こうした状況は、先進国の主要指数だけは何とか一時的に押し上げられているものの、金融市場全体を持ち上げるには資金が足りていないことを意味している。
2023年の株価反発は本物か?
では2023年の株価反発はどうなのか? まずはアメリカの主要指数であるS&P 500のチャートを掲載しよう。
確かに反発している。だが主要指数が上がる中で、よりリスクが高いとみなされているよりマイナーな資産クラスはどうなっているのか?
例えばアメリカの小型株指数Russell 2000である(チャートはETF)。
去年の下落からまったく復活していない。S&P 500との差は明らかである。
アメリカには他にもリスク資産はある。例えばジャンク債である。ジャンク債ETFのチャートは次のようになっている。
こちらもまったく回復していない。S&P 500などの主要指数だけが反発しているが、その反発は金融市場全体には及んでいないのである。
アメリカ以外の状況も見てみると、上海総合指数は次のようになっている。
こちらも回復しているとは言い難い。上海総合指数のここ最近の動きは、むしろ2018年にS&P 500に先駆けて下がり始めたRussell 2000の動きのようにも見える。2018年はそれが暴落再開の合図だった。
最後にもう1つ挙げておこう。新興国通貨である。2018年においても新興国通貨は他の資産クラスに先駆けて下落した銘柄だった。

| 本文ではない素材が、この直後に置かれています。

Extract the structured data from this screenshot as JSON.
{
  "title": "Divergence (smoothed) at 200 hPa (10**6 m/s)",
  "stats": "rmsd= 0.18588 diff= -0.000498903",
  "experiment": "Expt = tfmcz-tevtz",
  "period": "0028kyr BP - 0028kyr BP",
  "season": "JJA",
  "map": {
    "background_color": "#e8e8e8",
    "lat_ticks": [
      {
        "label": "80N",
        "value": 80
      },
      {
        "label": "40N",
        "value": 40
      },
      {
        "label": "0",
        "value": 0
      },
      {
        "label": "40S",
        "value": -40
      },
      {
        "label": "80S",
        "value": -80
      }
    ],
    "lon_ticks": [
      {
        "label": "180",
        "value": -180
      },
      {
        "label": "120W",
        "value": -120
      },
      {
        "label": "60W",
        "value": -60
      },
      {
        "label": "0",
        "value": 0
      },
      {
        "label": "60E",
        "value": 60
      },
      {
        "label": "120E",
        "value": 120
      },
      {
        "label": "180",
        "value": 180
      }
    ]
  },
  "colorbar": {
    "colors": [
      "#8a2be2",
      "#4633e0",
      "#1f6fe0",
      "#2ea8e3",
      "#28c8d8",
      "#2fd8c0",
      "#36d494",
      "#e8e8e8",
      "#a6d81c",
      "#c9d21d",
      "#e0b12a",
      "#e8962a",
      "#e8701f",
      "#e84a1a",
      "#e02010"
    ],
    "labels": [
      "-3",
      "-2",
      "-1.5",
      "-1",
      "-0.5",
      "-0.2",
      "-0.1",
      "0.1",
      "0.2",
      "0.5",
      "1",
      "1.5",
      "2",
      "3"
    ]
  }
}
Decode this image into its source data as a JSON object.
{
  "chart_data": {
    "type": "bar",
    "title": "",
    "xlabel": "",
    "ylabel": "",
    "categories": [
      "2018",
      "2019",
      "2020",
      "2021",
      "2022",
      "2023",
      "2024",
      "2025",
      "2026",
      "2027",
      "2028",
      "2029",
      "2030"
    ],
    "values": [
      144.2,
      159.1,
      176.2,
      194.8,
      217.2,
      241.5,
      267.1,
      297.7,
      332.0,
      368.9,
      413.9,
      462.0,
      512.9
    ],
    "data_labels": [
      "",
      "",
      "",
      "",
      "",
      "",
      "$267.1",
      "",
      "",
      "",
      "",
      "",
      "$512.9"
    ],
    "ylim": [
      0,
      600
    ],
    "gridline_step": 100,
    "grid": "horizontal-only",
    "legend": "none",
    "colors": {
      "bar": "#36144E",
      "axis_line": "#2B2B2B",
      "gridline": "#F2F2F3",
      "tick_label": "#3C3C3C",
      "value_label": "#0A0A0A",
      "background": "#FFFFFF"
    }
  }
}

当時、トルコのエルドアン大統領は、トルコリラなどの新興国通貨が暴落する中、ドルだけが生き残っている状況を見て会心のギャグを飛ばした。
あちらにダラー(ドル)があるなら、こちらにはアラー(神)がいる。
ちなみにトルコリラは今も下落しているのだが、トルコリラは例外的だから人民元の状況を確認してみよう。以下はドル元のチャートであり、上方向がドル高元安である。
株安を受けて下方向(元高)に持ち直したが、今はまた元安に転じている。
結論
ということで、前回の記事では実体経済、金融政策、財政政策のどれも株高を正当化するような状況ではないことを確認したが、現在の金融市場の状況はその筆者の考察を裏付けているように見える。市場全体を見れば、やはり資金は足りていないのである。
そもそも、2018年の相場がダブルトップになったことにも、今の相場がそうなりそうであることにも、理由がある。金融引き締めが金融市場に効き始めるタイミングが第一の暴落、その後それが実体経済に効き始めるタイミングが第二の暴落である。
読者はどう考えるだろうか。他の投資家の意見も参考にしながら、現在の相場を乗り切ってほしい。